The decision is instructive in articulating the relationship between Article 79 GDPR (jurisdiction to bring a claim) and Article 3 GDPR (territorial scope) and  the thresholds a claimant must cross in order to serve his/her claim out of the jurisdiction.

In particular, the jurisdictional gateway (on the basis of Article 79) is easily satisfied provided that the claimant can show that the UK is his/her habitual residence. This is the case even where the Defendant has no establishment in the UK/EU.

This is significant – Article 79(2) was not available to claimants seeking service-out in claims brought under the Data Protection 1998. In those cases, claimants generally relied on the injunction/tort gateways (e.g. Vidal-Hall v Google and Lloyd v Google).

The position in relation to claimants based outside of the UK (and even more so outside of Europe) is more complex.  Here, the claimant will need to meet the “good arguable case” test in demonstrating that the Defendant is established in the UK for the purposes of Article 79. Following the Weltimmo case, it has been argued that the bar for establishment is relatively low. However, this case shows that mere presence will not be sufficient to demonstrate that stability and a more granular analysis is necessary.

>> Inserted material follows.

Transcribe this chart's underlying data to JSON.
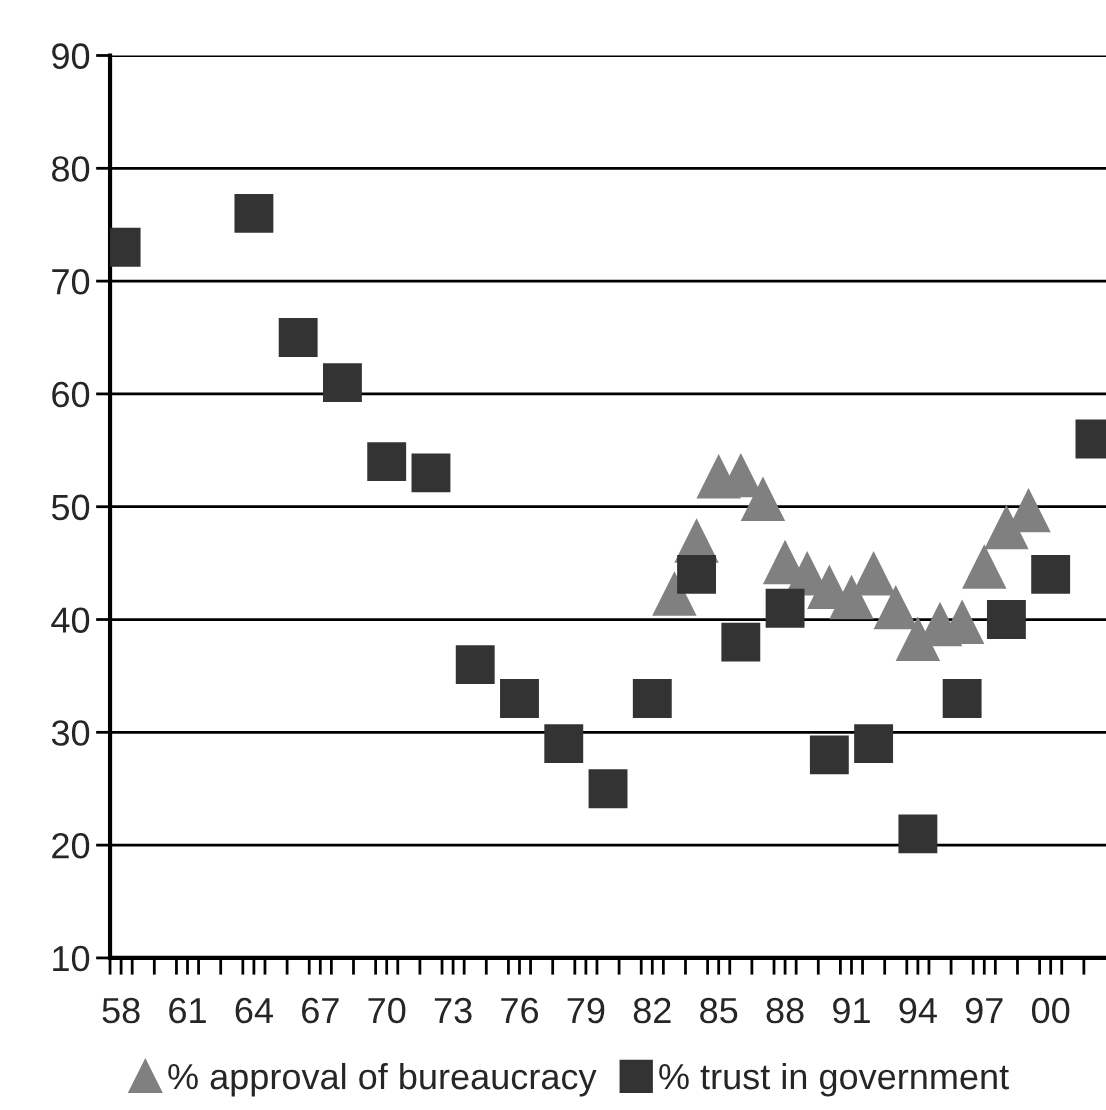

Further, even if claimants can meet the establishment test, they still need to consider the precise processing in question to determine whether it is “in the context” of the activities of that establishment.

In a similar way, the Claimant will also need to consider the precise processing if relying on the Article 3(2) limb. The key message is that where ‘targeting of goods or services’ or ‘monitoring’ can be shown, this must relate to the processing activities complained of. It is not sufficient to say that the publisher also happens to offer goods or services to data subjects in the Union or monitors such data subjects (e.g. through the use of cookies) if these activities to not relate to the at-issue journalistic activity.

So who said bringing data protection claims is easier than bringing libel claims? This article relates only to the service out of the data protection claim. The case looks set to deliver many more interesting aspects of modern reputation management as it progresses.

Ashley Hurst is a Partner and Henry Fox is a Senior Associate in the Media and Information Law team at Osborne Clarke LLP.